Beams searching their way into the trees picked out the browns, the golds, the greens, and the greys of the season.
while dog walkers shared the bracken coated moors with browsing ponies.
Sunlight slashed the road skirting Holmsley on the way to Burley.
I am no good at cars, so I cannot identify either the old or the new models passing each other here. No doubt a reader will oblige. (Cue, Barrie). (Barrie responded to his cue and put this on Facebook: ‘As to the cars, the old one is what looks like a bog standard Austin 7 albeit quite an early one (1920s) as it does not have a rear fuel tank. The newer one at first I thought was a Volvo (new cars all look the same to me!) but expanding the picture shows what looks like a round red badge on the grill so I believe it to be some sort of Jaguar, but I stand to be corrected!’)
There are a number of golf courses in the New Forest. As we passed one just outside Burley, I notice both ponies and putters on the green. By the time Jackie had parked the Modus and I had walked back, the golfers were moving on, to another tee on the opposite side of the road. I pointed out to one that a ball lay in the ditch. He thanked me, hooked out the ball with a club, and joined his friends who were surrounded by a similar equine audience.

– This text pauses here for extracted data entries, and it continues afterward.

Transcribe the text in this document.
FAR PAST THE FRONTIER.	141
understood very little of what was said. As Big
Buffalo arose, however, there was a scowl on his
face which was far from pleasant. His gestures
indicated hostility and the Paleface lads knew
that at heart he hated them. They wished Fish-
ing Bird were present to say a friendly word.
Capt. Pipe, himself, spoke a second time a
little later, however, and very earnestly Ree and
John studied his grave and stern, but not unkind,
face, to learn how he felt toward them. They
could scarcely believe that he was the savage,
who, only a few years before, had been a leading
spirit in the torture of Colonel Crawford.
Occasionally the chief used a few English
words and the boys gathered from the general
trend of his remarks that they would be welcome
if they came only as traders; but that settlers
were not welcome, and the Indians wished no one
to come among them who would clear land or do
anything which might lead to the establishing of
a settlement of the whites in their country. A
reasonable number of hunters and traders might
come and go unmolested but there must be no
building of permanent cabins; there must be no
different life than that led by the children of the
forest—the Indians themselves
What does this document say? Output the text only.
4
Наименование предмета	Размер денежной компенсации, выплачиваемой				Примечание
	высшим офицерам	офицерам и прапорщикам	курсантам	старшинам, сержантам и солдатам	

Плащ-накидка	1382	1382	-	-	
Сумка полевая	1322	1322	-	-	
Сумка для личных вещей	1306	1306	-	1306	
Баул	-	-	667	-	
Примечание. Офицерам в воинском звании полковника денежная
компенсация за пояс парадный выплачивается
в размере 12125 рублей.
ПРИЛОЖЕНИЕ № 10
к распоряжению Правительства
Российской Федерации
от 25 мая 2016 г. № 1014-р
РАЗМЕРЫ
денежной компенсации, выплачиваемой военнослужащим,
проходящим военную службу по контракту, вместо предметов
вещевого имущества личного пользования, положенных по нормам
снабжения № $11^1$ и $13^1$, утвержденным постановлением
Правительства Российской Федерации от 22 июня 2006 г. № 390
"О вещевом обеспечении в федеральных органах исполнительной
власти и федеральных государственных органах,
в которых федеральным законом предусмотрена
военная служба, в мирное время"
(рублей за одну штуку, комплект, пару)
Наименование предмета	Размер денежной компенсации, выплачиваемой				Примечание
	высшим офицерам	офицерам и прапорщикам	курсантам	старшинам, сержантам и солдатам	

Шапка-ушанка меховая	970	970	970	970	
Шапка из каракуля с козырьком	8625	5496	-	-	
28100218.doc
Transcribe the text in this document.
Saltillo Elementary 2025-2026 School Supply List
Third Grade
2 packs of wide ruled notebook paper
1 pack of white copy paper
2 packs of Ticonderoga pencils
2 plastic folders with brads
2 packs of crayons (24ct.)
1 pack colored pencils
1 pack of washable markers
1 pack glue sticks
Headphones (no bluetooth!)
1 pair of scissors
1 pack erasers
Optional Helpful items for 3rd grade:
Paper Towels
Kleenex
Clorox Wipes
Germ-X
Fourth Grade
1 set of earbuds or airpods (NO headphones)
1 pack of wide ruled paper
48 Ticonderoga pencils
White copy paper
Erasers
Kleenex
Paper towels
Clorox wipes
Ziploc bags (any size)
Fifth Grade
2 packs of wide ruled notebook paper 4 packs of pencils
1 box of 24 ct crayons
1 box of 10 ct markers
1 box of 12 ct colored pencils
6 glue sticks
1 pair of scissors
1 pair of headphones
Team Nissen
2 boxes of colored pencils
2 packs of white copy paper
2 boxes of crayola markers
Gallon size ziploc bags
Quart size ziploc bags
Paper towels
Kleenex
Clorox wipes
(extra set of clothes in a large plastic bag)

Undeterred, the sporting trio teed off.
Another group of three ponies dozing on the verge of Burley Street had not moved by the time I returned from a wander down Honey Lane.
The lane, pock-marked by pitted pools, was more hospitable to Land Rovers than to our little car, so Jackie parked up and left me to it.
We took a rest and a late breakfast at The Hyde-Out Cafe. My choice was a Full English, while Jackie’s was fried eggs on toast. That took care of lunch, too.
There were warning signs informing drivers that pigs were roaming free, but just beyond Gorley it was a cyclist who hogged the centre of the road.
A more sensible female equestrian kept her steed to the edge of it.
Not so a group of donkeys, one of whom held eye contact through our windscreen until the helpful horse nudged it and its friends aside, and continued on its way.
A free Forest pony, sporting Regency style ringlets, observed all this with interest.
As we approached Godshill, a helmeted cyclist employed staccato stop-start attempts to lead his family across a road junction. He alternated between calling them forward and sending them back, as he made the same movements. To our relief, he was eventually successful.
We made our way home via Roger Penny Way, one of the major thoroughfares traversing the forest.
This evening we dined on beefburgers with caramelised onions on a bed of roasted vegetables; mashed potato; carrots, cauliflower, spinach, and Brussels sprouts; followed by Jackie’s tried and tested pumpkin pie with whipped cream that had been bought and paid for. The Culinary Queen drank Hoegaarden, while I quaffed Cono Sur Bicicleta pinot noir 2015.